I have a thoroughly complex kernel processing audio input data. It will run for a couple of minutes, 60 times a second, and then hang. That’s on the GPU; on the CPU it will run for hours. The input data are constantly changing, but each variable is always within proscribed ranges. I have inserted test code before uploading the inputs to the kernel each frame; in this test code, I can force these inputs to be well below their valid input range, but it still will eventually crash. (Say the valid range for a particular input is 0->400; I can force it to 0->1 and it will STILL eventually crash. I can force it to be below 0.1 and it will still ultimately bite the dust.) However, if I force the input variables to zero, the GPU will happily dance for hours. Of course, that input-free dance is not so particularly interesting.
I’m at a loss so far, though I have clues. I can make it crash much faster than 2 minutes if an input variable is high in its approved range.
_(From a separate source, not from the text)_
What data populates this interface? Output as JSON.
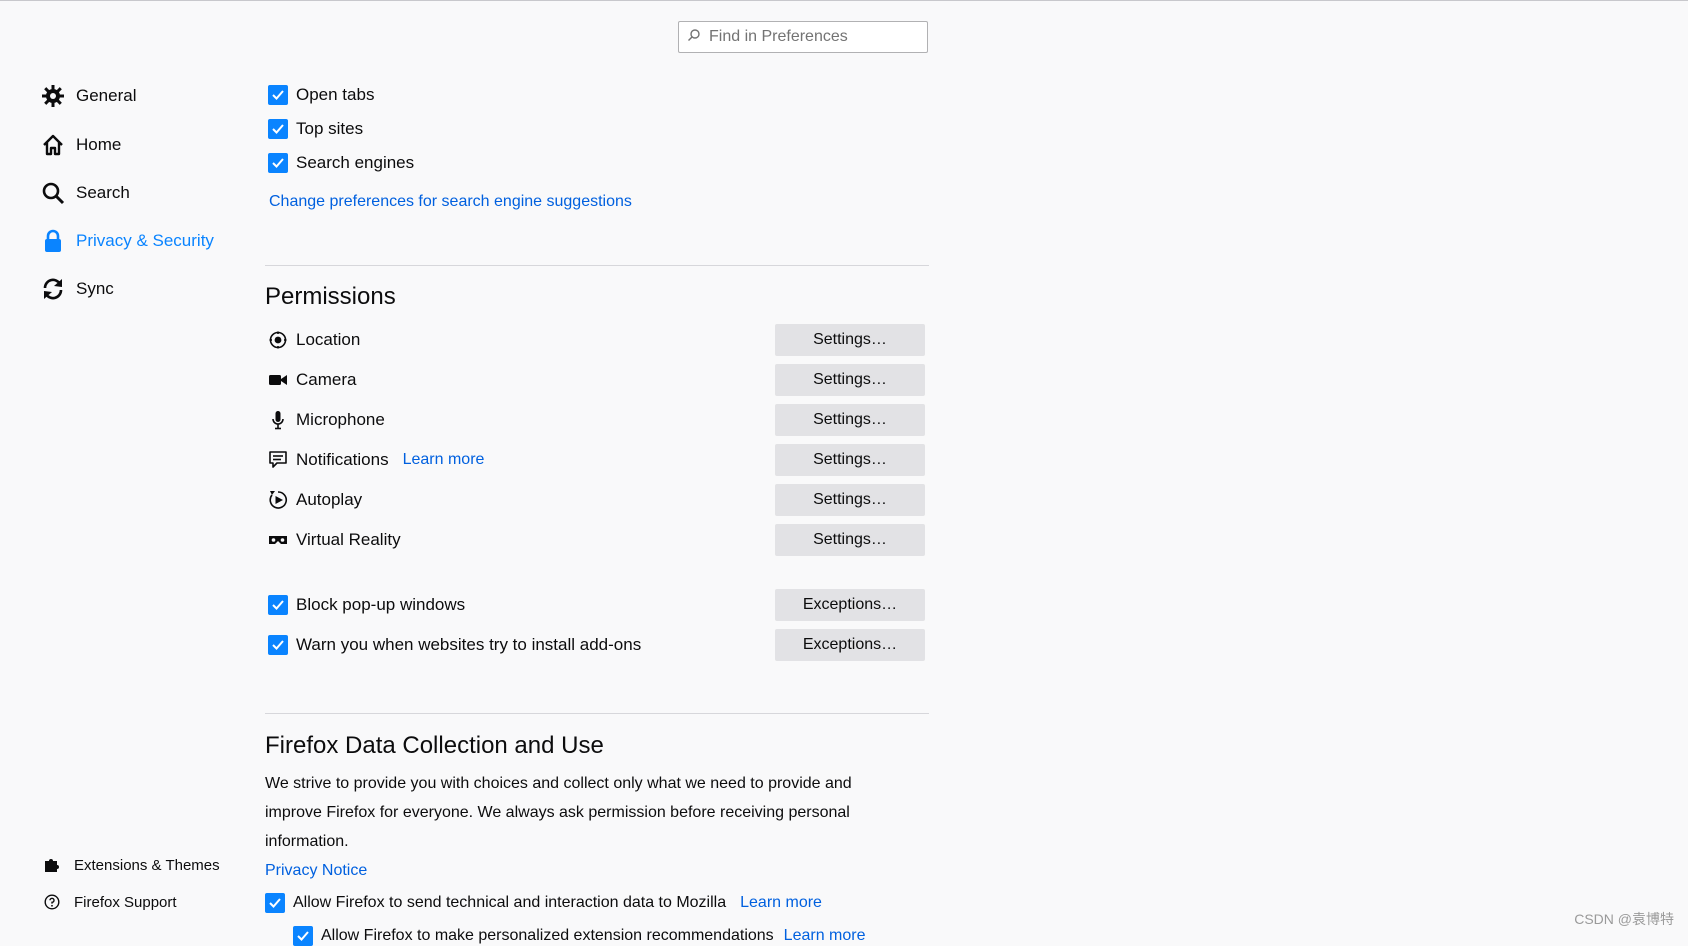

I can make it crash in less then 10 seconds under the right circumstances. BUT, I can’t seem to back_off_of those certain circumstances such that they go away. As said above, I can force the input vars into ridiculously small portions of their valid range, and the kernel (let’s call him Harlan Sanders) will eventually go belly-up. BUT, if they’re forced to actual zero, no problems puppy, we can run all day long.
To repeat, I’m a bit at a loss - although I have things that seem like clues, I have not yet figured out what they are hinting at, though I’ve been trying for a few days. Frankly, I do not expect to find a real solution by asking here; whenever I stumble over a problem in opencl it seems that my fate is to be the first to articulate that particular problem. I guess this is part of the fun of being in on a technology during its infancy!!! BUT, I want to do some serious, sustainable work with this “baby” (or, maybe, “toddler”).
Op details: MacBook Pro 2010, OS 10.6.8, nv 330M GPU, xcode 3.2.5, shorts, teeshirt.
bonus P.S. for those who’ve read this far, including a related question:
My laptop, soldier that it has proved to be, is not powerful enough for the next stage. I must sell some stocks/bonds and purchase a Mac Pro. I’m looking at the ATI 5870. So, PERHAPS my problem will simply go away when I compile the .cl for the ATI??? Maybe I have run into a bug in the nV implementation. Maybe my kernel is so complex that I’m running into undetected resource limits (it’s 1300 lines of code). So, SINCE I run fine on the CPU, perhaps I’ll have no bugs, or different bugs, on the ATI card???
Thanks, guys & dolls –